Andrew's Movie Page

Purpose

The purpose of my movie database is to uniquely rank all movies that I have ever seen, or ever will see, on a global scale of 1 to 1000.

Yep it's a fairly big task ahead of me. :-)


Rationale

Categories

Bloody reductionists and fascists; always labelling everything. :-D
For your information and for my sanity, here's some definitions for the categories (or genres).

  • Action - Emphasis on physical conflict with no deliberation, always accompanied by explosions.
  • Adventure - A struggle for survival against non-sentient elements or else a Search, always conducted in a Wilderness.
  • Comedy - Where most story elements are treated comically.
  • SciFi - Where a critical plot element relies on technology scientifically feasible but as yet undeveloped.
  • Thriller - A narrative intended to invoke suspense and fright.
  • War - A movie about the individual's experience of a significant war.
  • Western - A movie set in the Old West, dummy!
  • Not Sure - Usually belongs in the category that is referred to elsewhere as "Drama", but which I refuse to replicate because of the ubiquity of drama in movies.

    Actually most of those have been reverse-engineered from what I had already assigned to movies. Yeah, I do need to devise a proper term for the Not Sures.

    Task

    What makes me think I can rank all movies uniquely? There are many types or genres of movies. Does it make sense to say that a particular comedy is worse than a particular action movie? Basically, can I compare apples and oranges?

    Yes, I can. You can too.
    We do it all the time. Indeed the human brain is remarkably adept at drawing comparisons between objects that on the surface have very little in common. In much the same way as economists can reduce everything to money to decide that a gas-guzzler is better than an electric car, I can also reduce all the subtlties and nuances of two different movies into just one factor: How good was it?

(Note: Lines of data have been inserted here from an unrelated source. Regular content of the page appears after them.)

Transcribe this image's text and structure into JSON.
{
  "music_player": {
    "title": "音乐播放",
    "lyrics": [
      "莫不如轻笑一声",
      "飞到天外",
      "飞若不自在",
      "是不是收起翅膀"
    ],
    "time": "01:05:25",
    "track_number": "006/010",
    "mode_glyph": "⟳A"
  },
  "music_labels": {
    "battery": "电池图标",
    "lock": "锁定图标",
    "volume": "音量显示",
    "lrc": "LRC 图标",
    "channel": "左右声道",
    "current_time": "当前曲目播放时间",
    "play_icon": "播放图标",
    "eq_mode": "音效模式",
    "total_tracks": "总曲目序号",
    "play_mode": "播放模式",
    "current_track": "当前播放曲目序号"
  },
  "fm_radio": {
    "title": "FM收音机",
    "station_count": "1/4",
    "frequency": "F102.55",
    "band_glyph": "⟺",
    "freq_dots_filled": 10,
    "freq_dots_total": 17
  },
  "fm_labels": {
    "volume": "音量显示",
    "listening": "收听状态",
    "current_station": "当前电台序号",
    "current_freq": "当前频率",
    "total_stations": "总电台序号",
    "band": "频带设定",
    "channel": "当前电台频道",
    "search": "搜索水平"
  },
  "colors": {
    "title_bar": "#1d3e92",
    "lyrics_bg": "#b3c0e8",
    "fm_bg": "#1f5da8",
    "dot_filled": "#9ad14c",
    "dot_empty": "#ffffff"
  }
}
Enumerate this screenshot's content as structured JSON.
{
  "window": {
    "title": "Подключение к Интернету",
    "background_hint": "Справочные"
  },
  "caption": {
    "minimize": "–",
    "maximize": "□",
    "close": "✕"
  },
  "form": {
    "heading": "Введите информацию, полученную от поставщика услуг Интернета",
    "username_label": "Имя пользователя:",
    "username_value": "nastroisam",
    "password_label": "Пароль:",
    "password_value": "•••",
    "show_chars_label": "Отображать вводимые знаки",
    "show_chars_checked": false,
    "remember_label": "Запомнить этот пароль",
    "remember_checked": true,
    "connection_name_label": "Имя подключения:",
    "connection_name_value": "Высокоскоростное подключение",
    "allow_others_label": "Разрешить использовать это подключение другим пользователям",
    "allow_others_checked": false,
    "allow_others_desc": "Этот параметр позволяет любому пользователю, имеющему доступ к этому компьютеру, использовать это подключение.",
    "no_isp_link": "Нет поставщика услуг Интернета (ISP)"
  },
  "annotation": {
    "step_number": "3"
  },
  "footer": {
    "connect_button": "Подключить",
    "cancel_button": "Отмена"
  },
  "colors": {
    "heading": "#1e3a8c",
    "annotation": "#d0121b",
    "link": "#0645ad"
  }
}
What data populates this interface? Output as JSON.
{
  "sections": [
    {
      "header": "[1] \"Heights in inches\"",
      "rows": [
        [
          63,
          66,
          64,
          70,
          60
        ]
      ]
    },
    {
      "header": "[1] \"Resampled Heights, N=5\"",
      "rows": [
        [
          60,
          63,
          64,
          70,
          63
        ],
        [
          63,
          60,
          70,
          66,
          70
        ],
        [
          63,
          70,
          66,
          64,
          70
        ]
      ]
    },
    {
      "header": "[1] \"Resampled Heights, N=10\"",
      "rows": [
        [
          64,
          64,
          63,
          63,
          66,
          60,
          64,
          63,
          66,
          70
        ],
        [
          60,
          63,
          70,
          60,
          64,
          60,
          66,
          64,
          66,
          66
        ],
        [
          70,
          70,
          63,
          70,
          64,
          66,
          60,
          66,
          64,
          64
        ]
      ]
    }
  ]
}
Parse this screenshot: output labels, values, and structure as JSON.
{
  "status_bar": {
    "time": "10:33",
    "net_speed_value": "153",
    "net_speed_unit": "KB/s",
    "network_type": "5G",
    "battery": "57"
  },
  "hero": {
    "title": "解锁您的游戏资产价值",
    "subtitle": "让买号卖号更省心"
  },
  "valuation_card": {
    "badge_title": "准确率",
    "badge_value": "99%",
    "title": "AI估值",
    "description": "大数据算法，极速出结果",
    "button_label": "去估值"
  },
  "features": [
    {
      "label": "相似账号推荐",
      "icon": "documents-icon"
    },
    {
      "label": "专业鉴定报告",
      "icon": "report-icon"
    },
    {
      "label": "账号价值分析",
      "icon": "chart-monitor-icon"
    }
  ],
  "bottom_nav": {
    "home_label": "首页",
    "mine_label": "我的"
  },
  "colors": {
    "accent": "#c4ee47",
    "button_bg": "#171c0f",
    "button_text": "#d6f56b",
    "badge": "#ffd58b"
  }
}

    Our personal values are the scaling factors that allow us to make statements like "The day we went sailing was better than the week we went up the coast". The price we pay is objectivity. You aren't going to get any objectivity in any movie review anyway, and that's why this site is entirely valid.


    Behind The Scenes

    Those of you who managed to read this far are probably interested in some technical details of how all this is put together for the Web.

    Even if you aren't interested, I'm going to tell you anyway. :-)

    Storage

    The movie descriptions and related fields are all stored in a MS Access personal database of mine that I started about... gee must be 3 years ago now.

    There are no one-to-many relationships in the data that I'm recording, so it was quite disappointing when I realised it was only going to map to one table. So it's all in one table, one movie per record.

    Software Development

    DAO2WEB is a module that I wrote in Visual Basic for MS Access `97. DAO2WEB is the core of this web site.

    Background

    For a long time I had just used (occasionally!) the standard Access tools for exporting a table to HTML. Access does a really crappy job of exporting to HTML - mainly because that is all it does. It won't let you configure the output to conform to the layout of your web site. The most you can do is put a custom header and footer on either side of the massive table that it generates.
    It was highly unsuitable for my needs.

    I love reinventing the wheel. I do it all the time and in this case I had a superb opportunity to reinvent the wheel exactly how I wanted it.

    Technology

    The database was already in Access and would stay there indefinitely because Access is perfect for my movie database. (Access gets a lot of criticism, but it's usually only criticised when some moron has used it for the wrong purpose.)
    Using VBA was then an obvious choice, and the Data Access Objects library in MS Office applications is a really cosy data access library, if you're into that sort of thing. That's where the name comes from.

    Design

    The design goals were only moderately ambitious. I really only wanted to do as much as was needed to get my movie site up and running the way I wanted it by Christmas 2000. The planned capabilities of the DAO2WEB translation module, which were all successfully developed, were: Further capabilities that emerged due to my excellent design were: Not bad huh? You can see an example DAO2WEB template here.


    The Here and Now

    As I write this, DAO2WEB has been the culmination of about 3 weeks of work in my (precious) spare time at home. It's been worth it. The guts of the site in front of you (about 16 pages) is now all regenerated in a matter of seconds by one click of my mouse button.